The intention is that the Planning Court will be part of the High Court and be up and running by this summer. Interestingly this change is to deal with only about 200 judicial review cases each year, those are the planning cases, out of over 10,000 JRs each year.
Planning and JR keep strange company these days and some of the rules changes are to be found in the Criminal Justice and Courts Bill, introduced in the Commons yesterday which deals amongst other thing with penalties for possessing extreme pornographic images. Perhaps the most important change for planning is that challenges (under s.288 of the Town and Country Planning Act 1990) to Secretary of State and Inspector decisions will in future need the permission of the court, as is the case for proper judicial review. In addition, the court will be able to filter out cases where although there has been a procedural failure, the decision would be the same. The driver for a lot of these changes is the uncertainty caused by a court challenge; few developers want to commit to a development when the planning permission may be quashed. So judicial review is a very good delaying tactic, and in the meantime, economic conditions may change. The Government says that out of the 440 JR challenges which went to a hearing in 2011 (that is all categories, not just planning) only 170 were successful. So the other 270 will have delayed things. But we must remember that at least 240 of the 440 will have been non-planning cases, so only about 75 planning projects will have suffered that delay. There will of course have been delays for all 200 planning projects which were subject to JRs whether they went to trial, were settled or abandoned.
Other noteworthy changes include making it easier to leapfrog straight from the High Court to the Supreme Court, missing out the Court of Appeal where it is clear the case will end up in the Supreme Court anyway, and the disclosure of those who back claimants financially, a device used to reduce costs awards and so protect the backers if the claim is unsuccessful.

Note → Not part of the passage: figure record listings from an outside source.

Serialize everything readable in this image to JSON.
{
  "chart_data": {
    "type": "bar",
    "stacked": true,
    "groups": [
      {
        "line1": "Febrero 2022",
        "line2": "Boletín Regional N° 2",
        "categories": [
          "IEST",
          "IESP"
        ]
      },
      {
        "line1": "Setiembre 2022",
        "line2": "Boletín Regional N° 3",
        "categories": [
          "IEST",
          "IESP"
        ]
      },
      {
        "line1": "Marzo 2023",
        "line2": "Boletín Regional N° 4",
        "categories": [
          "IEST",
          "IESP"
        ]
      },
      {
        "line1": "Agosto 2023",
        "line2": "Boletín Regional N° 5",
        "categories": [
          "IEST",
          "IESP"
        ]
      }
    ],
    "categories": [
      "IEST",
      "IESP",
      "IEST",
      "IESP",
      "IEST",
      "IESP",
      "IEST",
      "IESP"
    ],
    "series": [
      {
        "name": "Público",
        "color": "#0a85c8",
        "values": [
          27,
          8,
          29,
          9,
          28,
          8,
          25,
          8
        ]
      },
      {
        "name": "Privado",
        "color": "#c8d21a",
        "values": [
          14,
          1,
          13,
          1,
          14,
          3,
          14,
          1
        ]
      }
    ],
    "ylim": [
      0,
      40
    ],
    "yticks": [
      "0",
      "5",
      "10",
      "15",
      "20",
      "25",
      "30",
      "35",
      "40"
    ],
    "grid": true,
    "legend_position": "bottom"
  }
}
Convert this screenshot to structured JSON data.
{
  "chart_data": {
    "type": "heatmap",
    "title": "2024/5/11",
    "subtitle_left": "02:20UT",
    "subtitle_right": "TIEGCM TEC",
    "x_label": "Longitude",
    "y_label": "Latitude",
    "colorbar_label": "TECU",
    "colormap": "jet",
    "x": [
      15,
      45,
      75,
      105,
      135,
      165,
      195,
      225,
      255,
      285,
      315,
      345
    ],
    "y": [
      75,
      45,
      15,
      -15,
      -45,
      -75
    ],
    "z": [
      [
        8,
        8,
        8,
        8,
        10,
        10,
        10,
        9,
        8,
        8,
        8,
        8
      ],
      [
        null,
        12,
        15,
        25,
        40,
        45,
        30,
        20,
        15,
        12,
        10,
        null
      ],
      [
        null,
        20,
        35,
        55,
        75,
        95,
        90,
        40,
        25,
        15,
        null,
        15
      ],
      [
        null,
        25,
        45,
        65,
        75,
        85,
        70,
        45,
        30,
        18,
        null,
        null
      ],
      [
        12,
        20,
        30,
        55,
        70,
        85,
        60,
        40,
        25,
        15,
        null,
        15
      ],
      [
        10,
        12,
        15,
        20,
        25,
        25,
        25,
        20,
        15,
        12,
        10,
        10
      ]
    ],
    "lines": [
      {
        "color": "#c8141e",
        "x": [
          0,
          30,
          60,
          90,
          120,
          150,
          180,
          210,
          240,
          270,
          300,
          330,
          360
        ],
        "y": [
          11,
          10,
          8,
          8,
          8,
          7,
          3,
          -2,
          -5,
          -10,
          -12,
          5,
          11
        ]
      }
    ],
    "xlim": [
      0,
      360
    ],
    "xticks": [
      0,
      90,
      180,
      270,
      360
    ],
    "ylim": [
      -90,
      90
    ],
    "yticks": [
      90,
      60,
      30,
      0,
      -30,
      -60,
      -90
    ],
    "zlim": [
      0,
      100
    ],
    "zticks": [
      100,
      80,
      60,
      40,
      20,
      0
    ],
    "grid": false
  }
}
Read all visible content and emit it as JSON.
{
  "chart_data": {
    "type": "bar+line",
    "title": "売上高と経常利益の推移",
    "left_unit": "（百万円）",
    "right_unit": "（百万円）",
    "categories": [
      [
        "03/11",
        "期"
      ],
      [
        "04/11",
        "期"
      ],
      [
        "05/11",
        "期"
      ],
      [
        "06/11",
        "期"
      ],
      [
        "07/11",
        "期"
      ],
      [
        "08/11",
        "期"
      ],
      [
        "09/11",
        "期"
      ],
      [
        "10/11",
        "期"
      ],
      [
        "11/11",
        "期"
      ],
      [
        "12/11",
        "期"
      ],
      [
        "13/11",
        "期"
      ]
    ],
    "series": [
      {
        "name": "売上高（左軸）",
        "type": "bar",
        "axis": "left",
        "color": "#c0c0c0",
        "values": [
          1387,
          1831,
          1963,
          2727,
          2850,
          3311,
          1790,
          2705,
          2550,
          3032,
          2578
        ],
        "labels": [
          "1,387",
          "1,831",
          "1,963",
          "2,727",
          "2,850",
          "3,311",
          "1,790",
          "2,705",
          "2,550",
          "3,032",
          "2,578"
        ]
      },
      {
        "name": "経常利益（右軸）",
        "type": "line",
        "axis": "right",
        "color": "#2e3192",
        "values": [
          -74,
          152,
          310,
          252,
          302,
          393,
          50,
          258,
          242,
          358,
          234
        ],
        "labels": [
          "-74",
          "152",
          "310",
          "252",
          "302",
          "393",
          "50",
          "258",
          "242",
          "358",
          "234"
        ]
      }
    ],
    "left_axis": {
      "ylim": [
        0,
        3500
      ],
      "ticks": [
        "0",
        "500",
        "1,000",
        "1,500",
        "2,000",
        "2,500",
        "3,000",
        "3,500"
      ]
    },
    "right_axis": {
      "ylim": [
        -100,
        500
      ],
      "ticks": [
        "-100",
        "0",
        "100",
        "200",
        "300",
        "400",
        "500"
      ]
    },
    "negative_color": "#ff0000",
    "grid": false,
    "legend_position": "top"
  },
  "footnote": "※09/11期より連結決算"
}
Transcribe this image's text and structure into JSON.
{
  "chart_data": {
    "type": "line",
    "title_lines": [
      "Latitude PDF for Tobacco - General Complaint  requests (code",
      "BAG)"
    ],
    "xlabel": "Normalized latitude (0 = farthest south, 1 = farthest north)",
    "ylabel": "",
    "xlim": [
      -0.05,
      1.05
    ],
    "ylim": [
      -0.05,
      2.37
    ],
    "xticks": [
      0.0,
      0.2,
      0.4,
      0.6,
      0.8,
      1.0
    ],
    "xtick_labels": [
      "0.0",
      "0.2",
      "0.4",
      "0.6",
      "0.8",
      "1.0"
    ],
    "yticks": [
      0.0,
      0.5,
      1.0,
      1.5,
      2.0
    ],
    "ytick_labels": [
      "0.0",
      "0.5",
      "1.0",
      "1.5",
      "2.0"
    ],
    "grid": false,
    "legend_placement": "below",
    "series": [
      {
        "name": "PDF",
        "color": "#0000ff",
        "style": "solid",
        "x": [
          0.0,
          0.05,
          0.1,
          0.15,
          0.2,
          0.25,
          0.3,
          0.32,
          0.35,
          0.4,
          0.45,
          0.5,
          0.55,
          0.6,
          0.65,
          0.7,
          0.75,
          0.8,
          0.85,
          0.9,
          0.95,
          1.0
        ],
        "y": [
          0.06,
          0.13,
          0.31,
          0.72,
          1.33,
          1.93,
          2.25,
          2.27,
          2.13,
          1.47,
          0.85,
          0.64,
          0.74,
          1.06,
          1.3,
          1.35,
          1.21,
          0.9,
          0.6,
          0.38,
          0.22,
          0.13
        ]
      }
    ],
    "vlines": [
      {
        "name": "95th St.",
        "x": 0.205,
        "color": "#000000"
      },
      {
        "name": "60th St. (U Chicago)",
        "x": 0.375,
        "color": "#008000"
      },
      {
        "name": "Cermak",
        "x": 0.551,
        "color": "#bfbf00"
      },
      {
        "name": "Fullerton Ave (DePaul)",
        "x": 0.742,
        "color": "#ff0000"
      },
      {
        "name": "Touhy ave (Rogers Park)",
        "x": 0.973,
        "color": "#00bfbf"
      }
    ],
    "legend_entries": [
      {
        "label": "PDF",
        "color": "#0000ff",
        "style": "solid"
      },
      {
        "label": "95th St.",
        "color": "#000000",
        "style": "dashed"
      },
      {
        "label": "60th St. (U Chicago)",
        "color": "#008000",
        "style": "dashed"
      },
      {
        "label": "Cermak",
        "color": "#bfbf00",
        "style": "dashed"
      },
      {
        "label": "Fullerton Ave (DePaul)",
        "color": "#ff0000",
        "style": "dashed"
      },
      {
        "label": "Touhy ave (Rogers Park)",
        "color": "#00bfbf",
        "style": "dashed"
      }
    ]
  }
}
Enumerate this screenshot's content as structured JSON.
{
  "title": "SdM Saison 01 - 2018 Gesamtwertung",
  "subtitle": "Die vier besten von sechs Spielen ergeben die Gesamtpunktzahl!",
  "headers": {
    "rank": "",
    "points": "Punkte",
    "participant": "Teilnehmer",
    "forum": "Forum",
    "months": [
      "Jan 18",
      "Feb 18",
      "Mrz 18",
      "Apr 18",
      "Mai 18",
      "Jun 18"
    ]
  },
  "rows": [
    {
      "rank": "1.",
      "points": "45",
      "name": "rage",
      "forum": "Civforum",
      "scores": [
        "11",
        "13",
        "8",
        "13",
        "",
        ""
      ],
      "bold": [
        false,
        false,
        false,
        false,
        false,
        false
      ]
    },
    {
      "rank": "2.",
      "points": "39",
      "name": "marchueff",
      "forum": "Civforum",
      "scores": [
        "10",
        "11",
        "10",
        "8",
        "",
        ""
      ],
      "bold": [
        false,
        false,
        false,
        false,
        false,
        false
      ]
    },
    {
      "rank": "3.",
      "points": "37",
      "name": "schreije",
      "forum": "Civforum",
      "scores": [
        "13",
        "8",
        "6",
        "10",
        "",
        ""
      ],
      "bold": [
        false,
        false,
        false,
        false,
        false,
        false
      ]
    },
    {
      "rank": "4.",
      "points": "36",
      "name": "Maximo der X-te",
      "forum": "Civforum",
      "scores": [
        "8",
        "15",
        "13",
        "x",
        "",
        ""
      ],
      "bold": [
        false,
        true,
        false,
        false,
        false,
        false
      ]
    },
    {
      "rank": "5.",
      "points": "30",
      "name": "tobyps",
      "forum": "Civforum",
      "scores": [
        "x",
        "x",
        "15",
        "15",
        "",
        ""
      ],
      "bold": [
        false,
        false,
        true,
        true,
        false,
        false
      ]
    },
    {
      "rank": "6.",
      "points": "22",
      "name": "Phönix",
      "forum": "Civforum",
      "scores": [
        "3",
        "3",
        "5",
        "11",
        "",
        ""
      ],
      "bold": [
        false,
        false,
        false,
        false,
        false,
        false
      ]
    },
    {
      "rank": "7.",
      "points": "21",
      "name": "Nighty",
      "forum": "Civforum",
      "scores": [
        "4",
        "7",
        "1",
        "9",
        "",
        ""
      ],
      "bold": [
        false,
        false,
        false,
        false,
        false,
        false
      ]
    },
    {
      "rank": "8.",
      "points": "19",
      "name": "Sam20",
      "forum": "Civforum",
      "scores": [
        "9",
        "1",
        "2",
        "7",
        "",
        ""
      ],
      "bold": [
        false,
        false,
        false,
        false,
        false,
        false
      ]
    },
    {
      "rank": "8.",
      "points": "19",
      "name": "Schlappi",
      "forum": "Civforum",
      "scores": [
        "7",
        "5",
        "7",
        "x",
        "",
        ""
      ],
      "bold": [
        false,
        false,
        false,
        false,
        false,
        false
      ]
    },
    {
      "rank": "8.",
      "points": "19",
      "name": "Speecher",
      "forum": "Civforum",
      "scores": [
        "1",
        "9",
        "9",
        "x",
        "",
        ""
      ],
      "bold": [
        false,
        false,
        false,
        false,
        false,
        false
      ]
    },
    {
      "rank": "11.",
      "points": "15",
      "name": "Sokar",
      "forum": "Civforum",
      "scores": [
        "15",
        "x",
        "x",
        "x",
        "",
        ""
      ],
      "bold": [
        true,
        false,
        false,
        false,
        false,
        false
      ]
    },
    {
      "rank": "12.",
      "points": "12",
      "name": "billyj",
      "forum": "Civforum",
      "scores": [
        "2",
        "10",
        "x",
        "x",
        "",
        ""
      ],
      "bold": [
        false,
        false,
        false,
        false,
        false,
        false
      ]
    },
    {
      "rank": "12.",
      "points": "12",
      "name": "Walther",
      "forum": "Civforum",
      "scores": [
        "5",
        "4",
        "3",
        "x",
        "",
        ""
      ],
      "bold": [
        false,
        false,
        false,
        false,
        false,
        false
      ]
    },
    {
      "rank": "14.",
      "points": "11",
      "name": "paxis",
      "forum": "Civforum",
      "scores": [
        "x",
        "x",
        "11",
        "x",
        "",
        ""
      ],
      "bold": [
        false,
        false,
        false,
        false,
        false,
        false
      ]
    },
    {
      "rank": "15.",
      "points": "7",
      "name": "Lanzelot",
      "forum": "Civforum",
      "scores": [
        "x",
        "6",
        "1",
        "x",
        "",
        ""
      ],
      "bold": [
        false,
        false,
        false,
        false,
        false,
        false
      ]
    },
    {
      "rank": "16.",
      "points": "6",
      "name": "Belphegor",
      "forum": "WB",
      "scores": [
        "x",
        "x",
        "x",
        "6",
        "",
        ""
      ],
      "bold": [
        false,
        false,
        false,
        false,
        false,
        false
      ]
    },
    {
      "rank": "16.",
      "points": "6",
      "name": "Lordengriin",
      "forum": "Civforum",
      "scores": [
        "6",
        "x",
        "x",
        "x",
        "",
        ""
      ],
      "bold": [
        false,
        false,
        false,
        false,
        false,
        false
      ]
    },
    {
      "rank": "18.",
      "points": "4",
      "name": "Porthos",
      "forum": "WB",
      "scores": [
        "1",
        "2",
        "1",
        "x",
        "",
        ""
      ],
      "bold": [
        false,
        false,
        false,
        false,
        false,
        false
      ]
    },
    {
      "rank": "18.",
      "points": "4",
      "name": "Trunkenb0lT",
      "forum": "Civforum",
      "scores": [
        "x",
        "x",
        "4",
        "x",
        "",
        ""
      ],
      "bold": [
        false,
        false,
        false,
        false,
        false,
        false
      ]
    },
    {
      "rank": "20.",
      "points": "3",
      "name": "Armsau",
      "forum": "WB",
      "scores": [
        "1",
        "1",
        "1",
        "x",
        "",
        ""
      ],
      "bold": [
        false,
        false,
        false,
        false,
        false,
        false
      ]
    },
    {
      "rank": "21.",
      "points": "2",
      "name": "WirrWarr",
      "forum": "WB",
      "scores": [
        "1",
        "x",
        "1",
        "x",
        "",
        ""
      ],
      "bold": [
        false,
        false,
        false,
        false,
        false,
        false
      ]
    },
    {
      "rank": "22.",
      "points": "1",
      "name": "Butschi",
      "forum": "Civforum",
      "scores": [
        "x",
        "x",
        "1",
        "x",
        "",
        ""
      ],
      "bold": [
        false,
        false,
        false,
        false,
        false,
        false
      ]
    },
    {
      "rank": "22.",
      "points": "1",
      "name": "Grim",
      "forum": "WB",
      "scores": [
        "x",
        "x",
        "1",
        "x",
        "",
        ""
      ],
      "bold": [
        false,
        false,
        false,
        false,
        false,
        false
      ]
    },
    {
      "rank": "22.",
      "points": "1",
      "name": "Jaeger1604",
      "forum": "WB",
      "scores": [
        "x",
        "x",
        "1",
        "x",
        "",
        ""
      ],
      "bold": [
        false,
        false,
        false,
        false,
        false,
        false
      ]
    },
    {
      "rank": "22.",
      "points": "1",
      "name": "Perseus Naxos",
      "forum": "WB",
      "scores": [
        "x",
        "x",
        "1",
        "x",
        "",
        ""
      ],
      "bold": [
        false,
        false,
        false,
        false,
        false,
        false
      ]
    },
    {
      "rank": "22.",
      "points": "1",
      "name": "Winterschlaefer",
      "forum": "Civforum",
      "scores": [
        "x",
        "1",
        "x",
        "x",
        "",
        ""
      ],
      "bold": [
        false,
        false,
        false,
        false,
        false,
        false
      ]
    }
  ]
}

Those making or on the receiving end of judicial review claims need to take careful legal advice and the changes (only some of which I have highlighted) make this more important. But these changes should please the development industry.
 The Government’s response paper says it will take almost 400, but later reveals that in 2012 there were only 200 planning cases.
 We can deduce this from the following paragraph in the consultation response issued yesterday: “Applications more than doubled from 4,300 in 2000 to 12,600 in 2012. Yet, of the 440 which went on to a final hearing without being refused permission, withdrawn or settled in 2011 just 170 went in favour of the applicant. In 2012 the vast majority of applications, more than 10,000, were for immigration and asylum cases – and almost 200 were on planning issues.”